Opus 4.6 is the L5 new hire SWE keen to prove their chops and quickly turn out totally reasonable code with putatively defensible reasons for doing it that way (that are sometimes tragically wrong) and then catch an after-work yoga class with you.
That's cute, but do you mean something concrete with this, aka are there some non-coding prompting you use it for that you're referring to with that or is it simply a throwaway line about L5 SWEs (at a FAANG).
(FWIW, I find myself using ChatGPT for non-coding prompting for some reason, like random questions like if oil is fungible and not Claude, for some reason.)
They are saying that Claude is more of a team player and conformist. It isn’t really much deeper than that.
Regarding speed, I don't use xhigh that often, and surprisingly for me GPT 5.4 high is faster than Claude 4.6 Opus high (unless you enable fast mode for Opus).
Of course I still use Opus for frontend, for some small scripts, and for criticizing GPT's code style, especially in Python (getattr).
I use both OpenAI and Anthropic models, though for different purposes, what surprises me is how underrated GPT still feels (or, alternatively, how overhyped Anthropic models can be) given how capable it is in these scenarios. There also seems to be relatively little recognition of this in the broader community (like your recent YouTube video). My guess is that demand skews toward general codegen rather than the kind of deep debugging and systems work where these differences really show.
I do turn to Anthropic for ideation and non-tech things.
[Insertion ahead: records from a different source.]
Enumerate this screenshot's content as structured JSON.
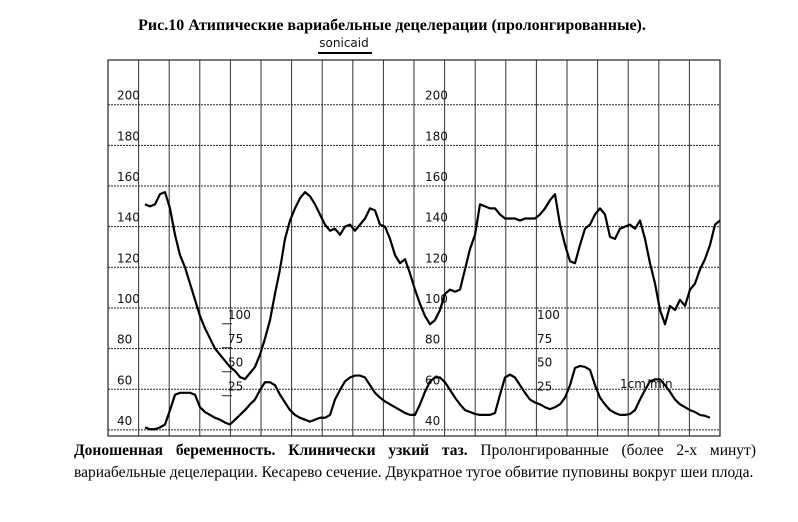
{
  "chart_data": {
    "type": "line",
    "title": "Рис.10 Атипические вариабельные децелерации (пролонгированные).",
    "brand": "sonicaid",
    "annotation": "1cm/min",
    "ylim": [
      37,
      222
    ],
    "yticks": [
      40,
      60,
      80,
      100,
      120,
      140,
      160,
      180,
      200
    ],
    "y2lim": [
      -17,
      375
    ],
    "y2ticks": [
      25,
      50,
      75,
      100
    ],
    "grid": true,
    "series": [
      {
        "color": "#000000",
        "values": [
          151,
          150,
          151,
          156,
          157,
          149,
          136,
          126,
          120,
          112,
          104,
          96,
          90,
          85,
          80,
          77,
          74,
          71,
          69,
          66,
          65,
          68,
          71,
          77,
          85,
          94,
          107,
          119,
          134,
          143,
          149,
          154,
          157,
          155,
          151,
          146,
          141,
          138,
          139,
          136,
          140,
          141,
          138,
          141,
          144,
          149,
          148,
          141,
          140,
          134,
          126,
          122,
          124,
          117,
          109,
          102,
          96,
          92,
          94,
          99,
          107,
          109,
          108,
          109,
          119,
          129,
          136,
          151,
          150,
          149,
          149,
          146,
          144,
          144,
          144,
          143,
          144,
          144,
          144,
          146,
          149,
          153,
          156,
          141,
          131,
          123,
          122,
          131,
          139,
          141,
          146,
          149,
          146,
          135,
          134,
          139,
          140,
          141,
          139,
          143,
          134,
          122,
          112,
          99,
          92,
          101,
          99,
          104,
          101,
          109,
          112,
          119,
          124,
          131,
          141,
          143
        ]
      },
      {
        "color": "#000000",
        "axis": "y2",
        "values": [
          -8,
          -10,
          -10,
          -8,
          -5,
          10,
          26,
          28,
          28,
          28,
          26,
          13,
          8,
          5,
          2,
          0,
          -3,
          -5,
          0,
          5,
          10,
          16,
          21,
          31,
          39,
          39,
          36,
          26,
          18,
          10,
          5,
          2,
          0,
          -2,
          0,
          2,
          2,
          5,
          21,
          31,
          40,
          44,
          46,
          46,
          44,
          36,
          28,
          23,
          19,
          16,
          13,
          10,
          7,
          5,
          5,
          16,
          29,
          40,
          44,
          44,
          39,
          31,
          23,
          16,
          10,
          8,
          6,
          5,
          5,
          5,
          7,
          26,
          44,
          47,
          44,
          36,
          28,
          21,
          18,
          16,
          13,
          11,
          13,
          16,
          23,
          36,
          54,
          56,
          55,
          52,
          36,
          23,
          16,
          10,
          7,
          5,
          5,
          6,
          10,
          21,
          31,
          40,
          42,
          42,
          36,
          29,
          21,
          16,
          13,
          10,
          8,
          5,
          4,
          2
        ]
      }
    ]
  },
  "caption": {
    "bold": "Доношенная беременность. Клинически узкий таз.",
    "text": "Пролонгированные (более 2-х минут) вариабельные децелерации. Кесарево сечение. Двукратное тугое обвитие пуповины вокруг шеи плода."
  }
}
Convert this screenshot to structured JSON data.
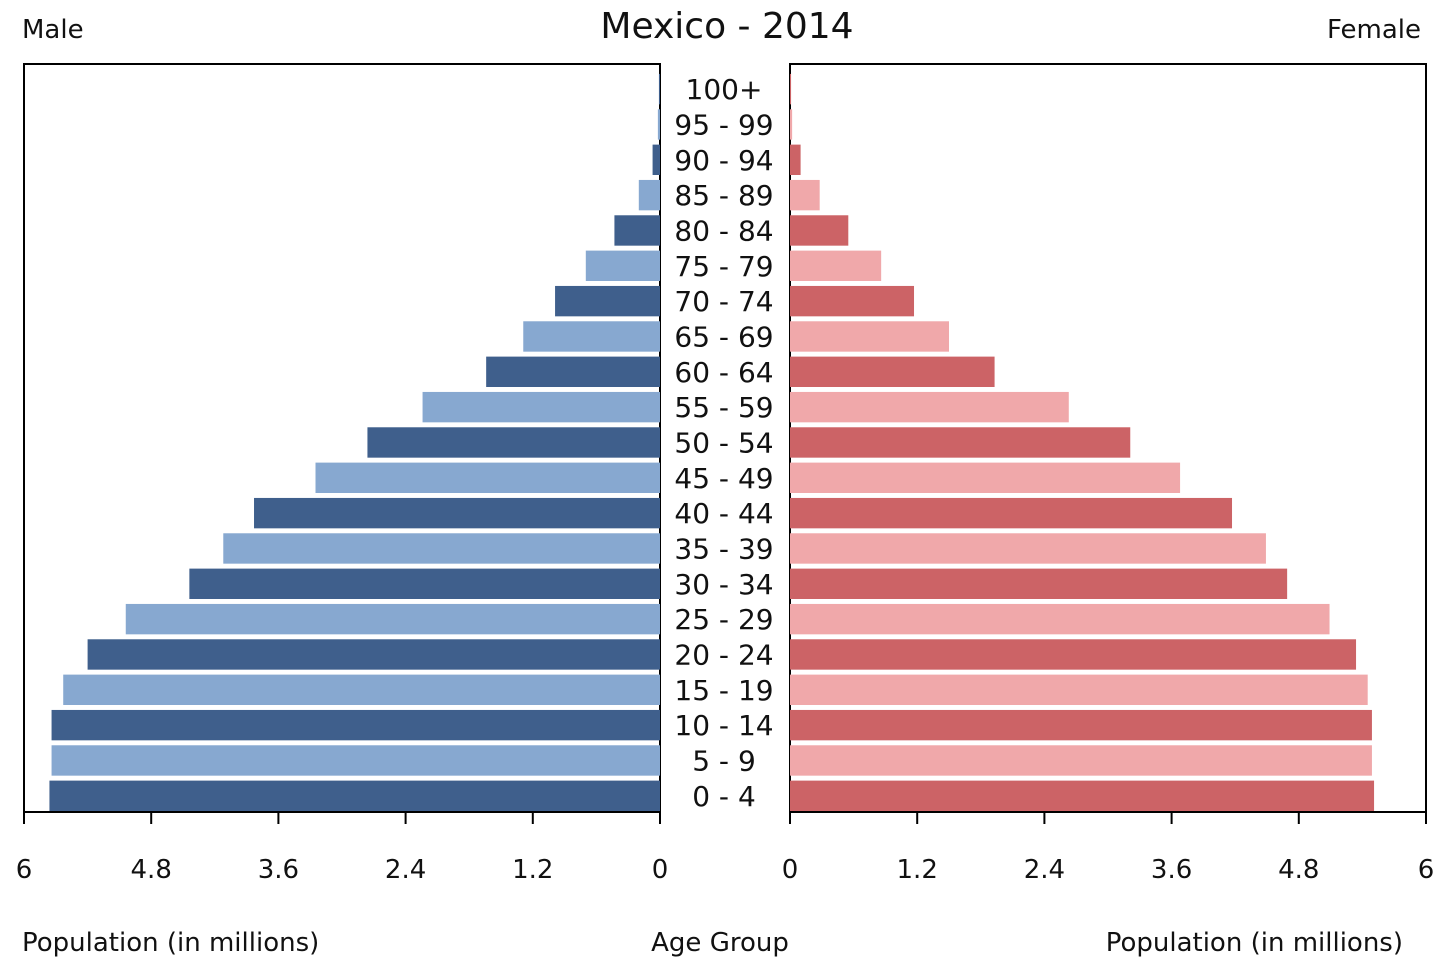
{
  "chart_data": {
    "type": "bar",
    "title": "Mexico - 2014",
    "left_label": "Male",
    "right_label": "Female",
    "xlabel_left": "Population (in millions)",
    "xlabel_right": "Population (in millions)",
    "center_label": "Age Group",
    "xlim": [
      0,
      6
    ],
    "x_ticks_left": [
      "6",
      "4.8",
      "3.6",
      "2.4",
      "1.2",
      "0"
    ],
    "x_ticks_right": [
      "0",
      "1.2",
      "2.4",
      "3.6",
      "4.8",
      "6"
    ],
    "categories": [
      "0 - 4",
      "5 - 9",
      "10 - 14",
      "15 - 19",
      "20 - 24",
      "25 - 29",
      "30 - 34",
      "35 - 39",
      "40 - 44",
      "45 - 49",
      "50 - 54",
      "55 - 59",
      "60 - 64",
      "65 - 69",
      "70 - 74",
      "75 - 79",
      "80 - 84",
      "85 - 89",
      "90 - 94",
      "95 - 99",
      "100+"
    ],
    "series": [
      {
        "name": "Male",
        "values": [
          5.76,
          5.74,
          5.74,
          5.63,
          5.4,
          5.04,
          4.44,
          4.12,
          3.83,
          3.25,
          2.76,
          2.24,
          1.64,
          1.29,
          0.99,
          0.7,
          0.43,
          0.2,
          0.07,
          0.02,
          0.01
        ]
      },
      {
        "name": "Female",
        "values": [
          5.51,
          5.49,
          5.49,
          5.45,
          5.34,
          5.09,
          4.69,
          4.49,
          4.17,
          3.68,
          3.21,
          2.63,
          1.93,
          1.5,
          1.17,
          0.86,
          0.55,
          0.28,
          0.1,
          0.02,
          0.01
        ]
      }
    ],
    "colors": {
      "male_dark": "#3f5f8c",
      "male_light": "#87a8d0",
      "female_dark": "#cc6366",
      "female_light": "#f0a8aa"
    },
    "grid": false,
    "legend": "none"
  }
}
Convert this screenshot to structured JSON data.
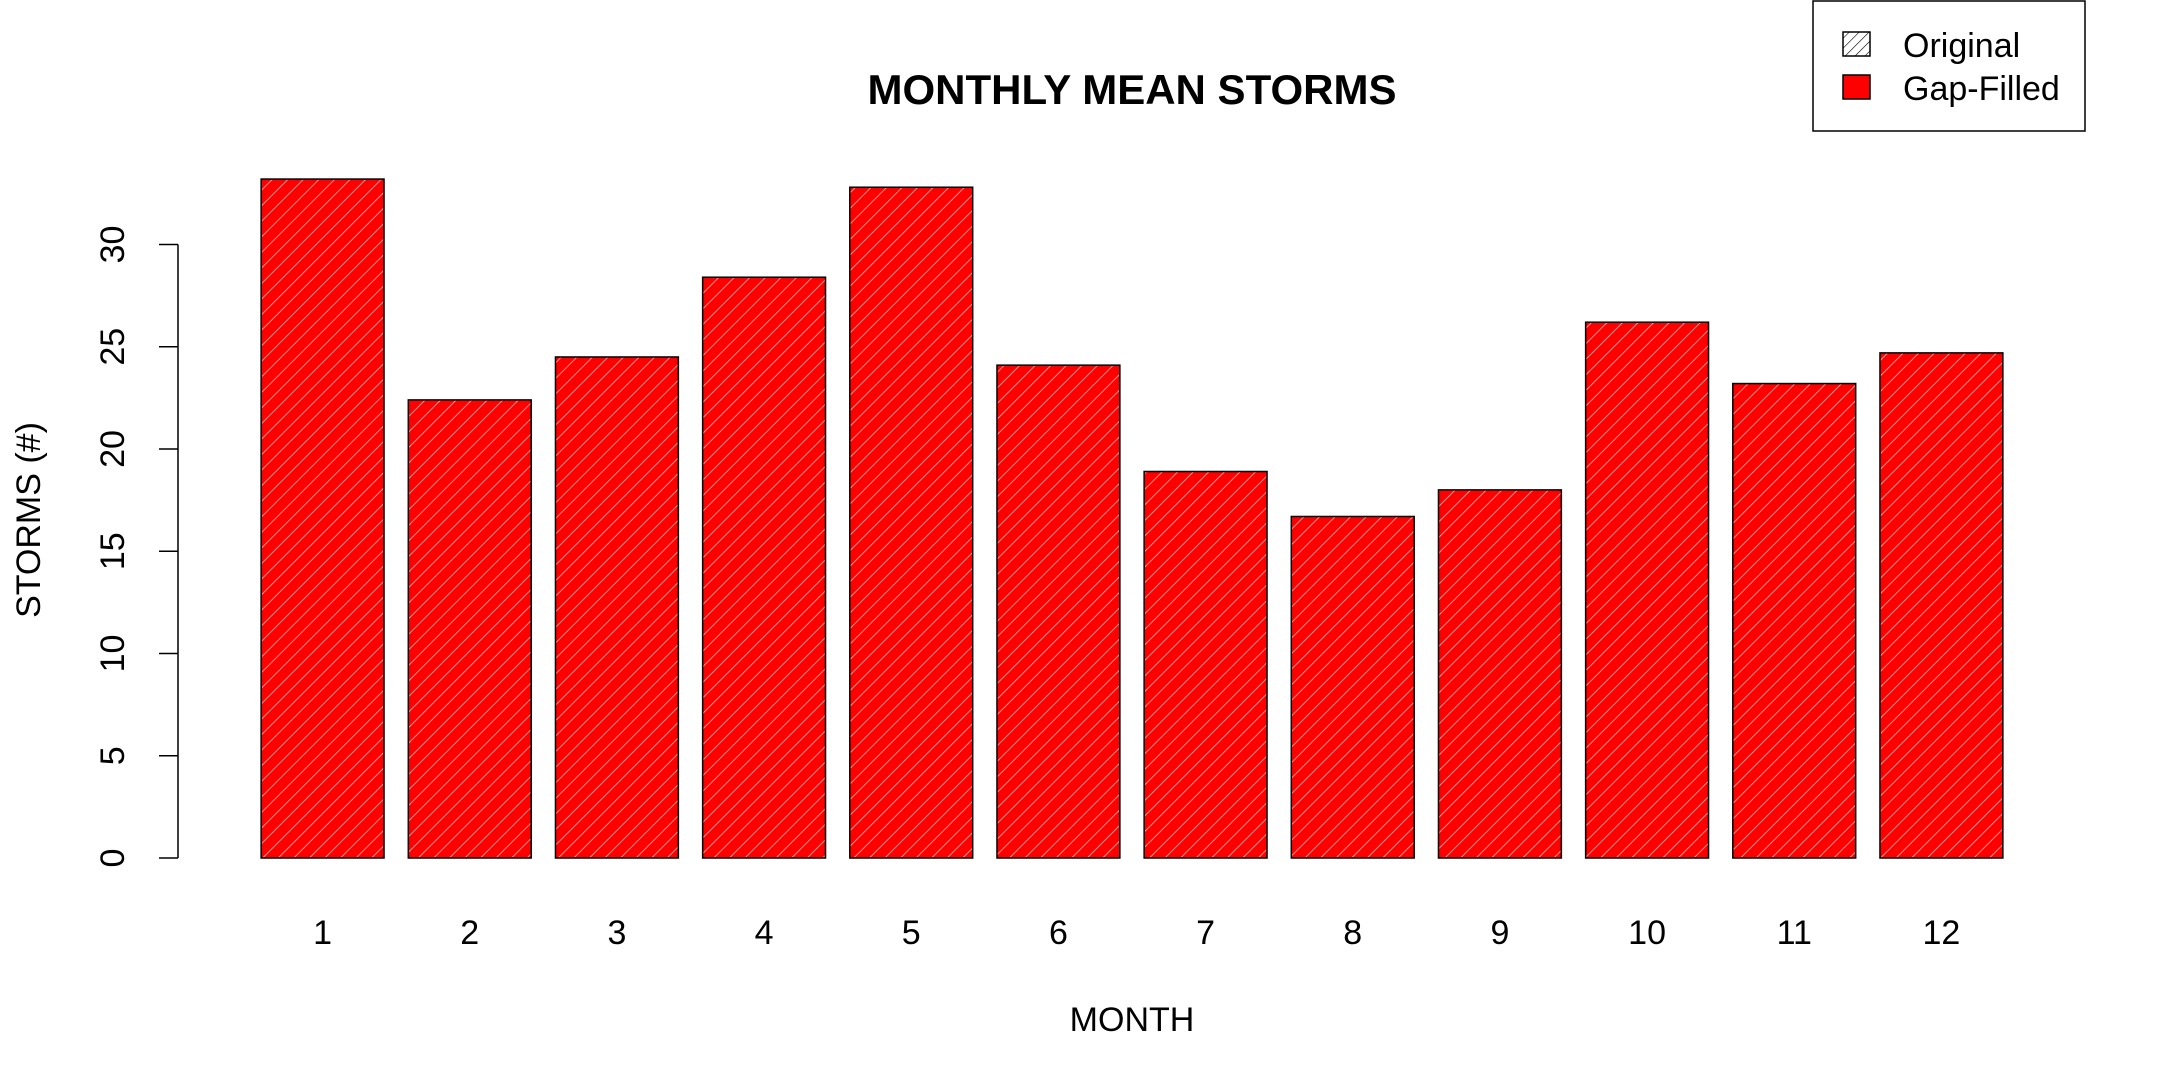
{
  "chart_data": {
    "type": "bar",
    "title": "MONTHLY MEAN STORMS",
    "xlabel": "MONTH",
    "ylabel": "STORMS (#)",
    "categories": [
      "1",
      "2",
      "3",
      "4",
      "5",
      "6",
      "7",
      "8",
      "9",
      "10",
      "11",
      "12"
    ],
    "series": [
      {
        "name": "Gap-Filled",
        "values": [
          33.2,
          22.4,
          24.5,
          28.4,
          32.8,
          24.1,
          18.9,
          16.7,
          18.0,
          26.2,
          23.2,
          24.7
        ]
      }
    ],
    "ylim": [
      0,
      35
    ],
    "yticks": [
      0,
      5,
      10,
      15,
      20,
      25,
      30
    ],
    "ytick_labels": [
      "0",
      "5",
      "10",
      "15",
      "20",
      "25",
      "30"
    ],
    "grid": false,
    "legend": {
      "placement": "top-right",
      "entries": [
        {
          "label": "Original",
          "style": "hatched",
          "color": "#ffffff"
        },
        {
          "label": "Gap-Filled",
          "style": "solid",
          "color": "#ff0000"
        }
      ]
    },
    "colors": {
      "bar_fill": "#ff0000",
      "bar_hatch": "#ffb3b3",
      "bar_border": "#000000"
    }
  }
}
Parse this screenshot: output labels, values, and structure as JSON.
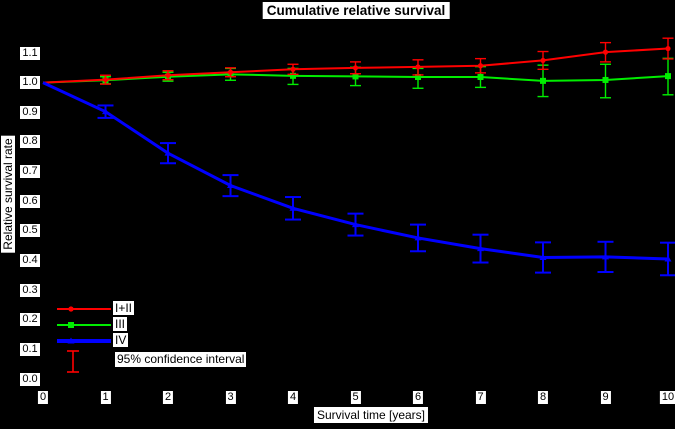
{
  "title": "Cumulative relative survival",
  "axes": {
    "x_label": "Survival time [years]",
    "y_label": "Relative survival rate",
    "x_ticks": [
      "0",
      "1",
      "2",
      "3",
      "4",
      "5",
      "6",
      "7",
      "8",
      "9",
      "10"
    ],
    "y_ticks": [
      "0.0",
      "0.1",
      "0.2",
      "0.3",
      "0.4",
      "0.5",
      "0.6",
      "0.7",
      "0.8",
      "0.9",
      "1.0",
      "1.1"
    ]
  },
  "colors": {
    "background": "#000000",
    "label_background": "#ffffff",
    "label_text": "#000000",
    "series_i_ii": "#ff0000",
    "series_iii": "#00ee00",
    "series_iv": "#0000ff"
  },
  "legend": {
    "items": [
      {
        "label": "I+II",
        "color": "#ff0000",
        "marker": "circle"
      },
      {
        "label": "III",
        "color": "#00ee00",
        "marker": "square"
      },
      {
        "label": "IV",
        "color": "#0000ff",
        "marker": "triangle"
      },
      {
        "label": "95% confidence interval",
        "color": "#ff0000",
        "marker": "error-bar"
      }
    ]
  },
  "chart_data": {
    "type": "line",
    "title": "Cumulative relative survival",
    "xlabel": "Survival time [years]",
    "ylabel": "Relative survival rate",
    "x": [
      0,
      1,
      2,
      3,
      4,
      5,
      6,
      7,
      8,
      9,
      10
    ],
    "xlim": [
      0,
      10
    ],
    "ylim": [
      0.0,
      1.1
    ],
    "grid": false,
    "legend_position": "bottom-left",
    "error_bars": "95% confidence interval",
    "series": [
      {
        "name": "I+II",
        "color": "#ff0000",
        "marker": "circle",
        "values": [
          1.0,
          1.01,
          1.025,
          1.035,
          1.045,
          1.05,
          1.053,
          1.057,
          1.075,
          1.103,
          1.115
        ],
        "ci_low": [
          null,
          0.995,
          1.01,
          1.02,
          1.028,
          1.03,
          1.026,
          1.033,
          1.045,
          1.07,
          1.08
        ],
        "ci_high": [
          null,
          1.025,
          1.04,
          1.05,
          1.062,
          1.07,
          1.077,
          1.081,
          1.105,
          1.135,
          1.15
        ]
      },
      {
        "name": "III",
        "color": "#00ee00",
        "marker": "square",
        "values": [
          1.0,
          1.008,
          1.02,
          1.028,
          1.023,
          1.021,
          1.019,
          1.019,
          1.006,
          1.009,
          1.022
        ],
        "ci_low": [
          null,
          0.996,
          1.005,
          1.008,
          0.994,
          0.99,
          0.981,
          0.984,
          0.953,
          0.949,
          0.959
        ],
        "ci_high": [
          null,
          1.02,
          1.035,
          1.048,
          1.048,
          1.052,
          1.048,
          1.054,
          1.059,
          1.062,
          1.082
        ]
      },
      {
        "name": "IV",
        "color": "#0000ff",
        "marker": "triangle",
        "values": [
          1.0,
          0.902,
          0.762,
          0.653,
          0.576,
          0.521,
          0.476,
          0.44,
          0.41,
          0.412,
          0.405
        ],
        "ci_low": [
          null,
          0.881,
          0.728,
          0.617,
          0.538,
          0.484,
          0.431,
          0.393,
          0.359,
          0.361,
          0.35
        ],
        "ci_high": [
          null,
          0.923,
          0.796,
          0.688,
          0.614,
          0.558,
          0.521,
          0.487,
          0.461,
          0.463,
          0.46
        ]
      }
    ]
  }
}
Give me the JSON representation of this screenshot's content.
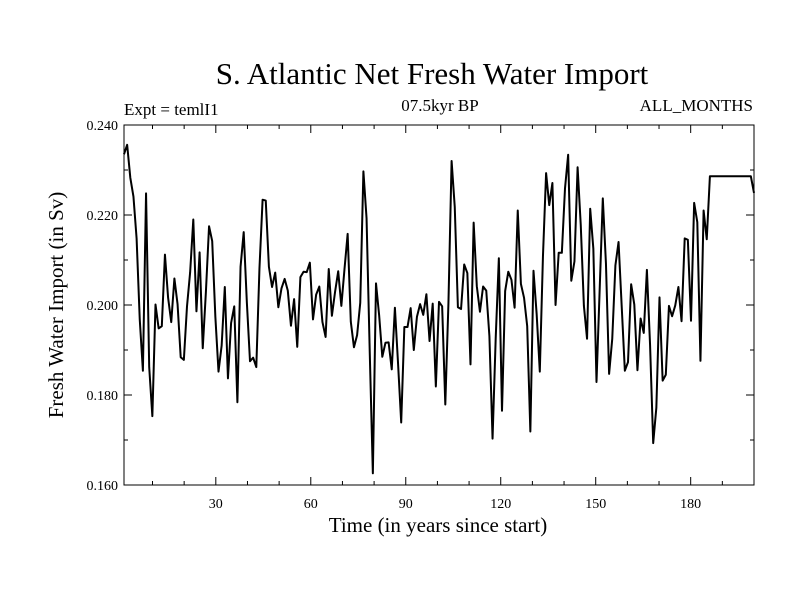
{
  "chart_data": {
    "type": "line",
    "title": "S. Atlantic Net Fresh Water Import",
    "subtitle_left": "Expt = temlI1",
    "subtitle_center": "07.5kyr BP",
    "subtitle_right": "ALL_MONTHS",
    "xlabel": "Time (in years since start)",
    "ylabel": "Fresh Water Import (in Sv)",
    "xlim": [
      1,
      200
    ],
    "ylim": [
      0.16,
      0.24
    ],
    "xticks": [
      30,
      60,
      90,
      120,
      150,
      180
    ],
    "yticks": [
      0.16,
      0.18,
      0.2,
      0.22,
      0.24
    ],
    "ytick_labels": [
      "0.160",
      "0.180",
      "0.200",
      "0.220",
      "0.240"
    ],
    "series": [
      {
        "name": "Fresh Water Import",
        "color": "#000000",
        "values": [
          0.2335,
          0.2356,
          0.2283,
          0.2241,
          0.2148,
          0.1968,
          0.1854,
          0.2248,
          0.1862,
          0.1753,
          0.2001,
          0.1948,
          0.1953,
          0.2112,
          0.2016,
          0.1962,
          0.2059,
          0.2002,
          0.1884,
          0.1878,
          0.1997,
          0.2073,
          0.219,
          0.1986,
          0.2117,
          0.1904,
          0.2029,
          0.2175,
          0.2142,
          0.1974,
          0.1852,
          0.191,
          0.204,
          0.1837,
          0.196,
          0.1997,
          0.1784,
          0.2085,
          0.2162,
          0.2006,
          0.1875,
          0.1883,
          0.1862,
          0.2081,
          0.2234,
          0.2232,
          0.2085,
          0.204,
          0.2072,
          0.1995,
          0.2037,
          0.2058,
          0.2032,
          0.1954,
          0.2013,
          0.1907,
          0.2062,
          0.2074,
          0.2073,
          0.2094,
          0.1968,
          0.2023,
          0.2041,
          0.1962,
          0.1929,
          0.208,
          0.1976,
          0.2029,
          0.2075,
          0.1998,
          0.208,
          0.2158,
          0.1963,
          0.1906,
          0.1933,
          0.2005,
          0.2297,
          0.2193,
          0.1899,
          0.1626,
          0.2048,
          0.1977,
          0.1885,
          0.1916,
          0.1917,
          0.1857,
          0.1994,
          0.187,
          0.1739,
          0.1951,
          0.1951,
          0.1993,
          0.19,
          0.1974,
          0.2002,
          0.1978,
          0.2024,
          0.192,
          0.2003,
          0.1819,
          0.2007,
          0.1997,
          0.1779,
          0.2005,
          0.232,
          0.2218,
          0.1995,
          0.1991,
          0.209,
          0.2071,
          0.1868,
          0.2183,
          0.2042,
          0.1985,
          0.2041,
          0.2032,
          0.1931,
          0.1703,
          0.1926,
          0.2104,
          0.1765,
          0.2031,
          0.2074,
          0.2056,
          0.1994,
          0.221,
          0.2047,
          0.2016,
          0.1953,
          0.1719,
          0.2076,
          0.198,
          0.1852,
          0.2108,
          0.2293,
          0.2222,
          0.2271,
          0.2,
          0.2116,
          0.2116,
          0.2259,
          0.2334,
          0.2054,
          0.2097,
          0.2306,
          0.2178,
          0.1998,
          0.1925,
          0.2214,
          0.2125,
          0.1829,
          0.2033,
          0.2237,
          0.2092,
          0.1847,
          0.1925,
          0.2088,
          0.214,
          0.1997,
          0.1854,
          0.1873,
          0.2046,
          0.2001,
          0.1855,
          0.197,
          0.1938,
          0.2078,
          0.1912,
          0.1693,
          0.1772,
          0.2017,
          0.1832,
          0.1845,
          0.1998,
          0.1975,
          0.1999,
          0.204,
          0.1964,
          0.2148,
          0.2145,
          0.1965,
          0.2227,
          0.2184,
          0.1876,
          0.221,
          0.2146,
          0.2286,
          0.2286,
          0.2286,
          0.2286,
          0.2286,
          0.2286,
          0.2286,
          0.2286,
          0.2286,
          0.2286,
          0.2286,
          0.2286,
          0.2286,
          0.2286,
          0.2249
        ]
      }
    ]
  }
}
But I find little reason to use it over codex for engineering tasks. Sometimes for planning, but even there, 5.4 is more critical of my questionable ideas, and will often come up with simpler ways to do things (especially when prompted), which I appreciate.
And I don't do hard-tech things! I've chosen a b2b field where I can provide competent products for a niche that is underserved and where long term relationships matter, simply because I'm not some brilliant engineer who can completely reinvent how something is done. I'm not writing kernels or complex ML stacks. So I don't really understand what everyone is building where they don't see the limits of Opus. Maybe small greenfield projects with few users.
Aren't you saying here that the LLM personality matters to you, too? Being critical of you is a personality attribute, not a capabilities one.
(Of course, strictly speaking, LLMs have neither temperament, "personality", nor intellect, but we understand these terms are used in an analogical or figurative fashion.)
With an honest evaluation of your own capabilities you are already far above average. Also its hard to see the insane amount of work that often was necessary to invent the brilliant stuff and most people can not shit that out consistently.
Claude on the other hand can be creative. It understands that examples are for reference purposes only. But there are times it decides to off on a tangent on its own and decide not to follow instructions closely. I find it useful for bouncing off ideas or test something new,
The other thing I notice is Claude has slightly better UI design sensibilities even if you don’t give instructions. GPT on the other hand needs instructions otherwise every UI element will be so huge you need to double scroll to find buttons.
GPT doesn't know how to get creative, you need to tell it exactly what to do and what code you want it to write.
For Claude you can be more general and it will look up solutions for you outside of the scope you gave it.
I presonaly prefer Claude.
Xhigh will gather all the necessary context. low gathers the minimum necessary context.
That doesn’t work as well with me for Opus. Even at max effort it’ll overlook files necessary to understanding implementations. It’s really annoying when you point that out and you get hit with an”you’re absolutely right”.
Codex isn’t the greatest one shot horse in the race but, once you figure out how to harness it, it’s hard to go back to other models.
Not to mention a billion times more usage than you get with claude, dollar for dollar.
The user's conversation happens at level 0. Any actual tool use is only permitted at stack depths > 0. When the model calls the Return tool at stack depth 0 we end that logical turn of conversation and the argument to the tool is presented to the user. The user can then continue the conversation if desired with all prior top level conversation available in-scope.
It's effectively the exact same experience as ChatGPT, but each time the user types a message an entire depth-first search process kicks off that can take several minutes to complete each time.
Thank you for speaking out. I think it's important that reputable engineers like you do so. The Claude gang gaslighting is unhinged right now. It would be none of my concern but I have to deal with it in the real world - my customers are susceptible to these memes. I'm sure others have to deal with similar IRL consequences, too.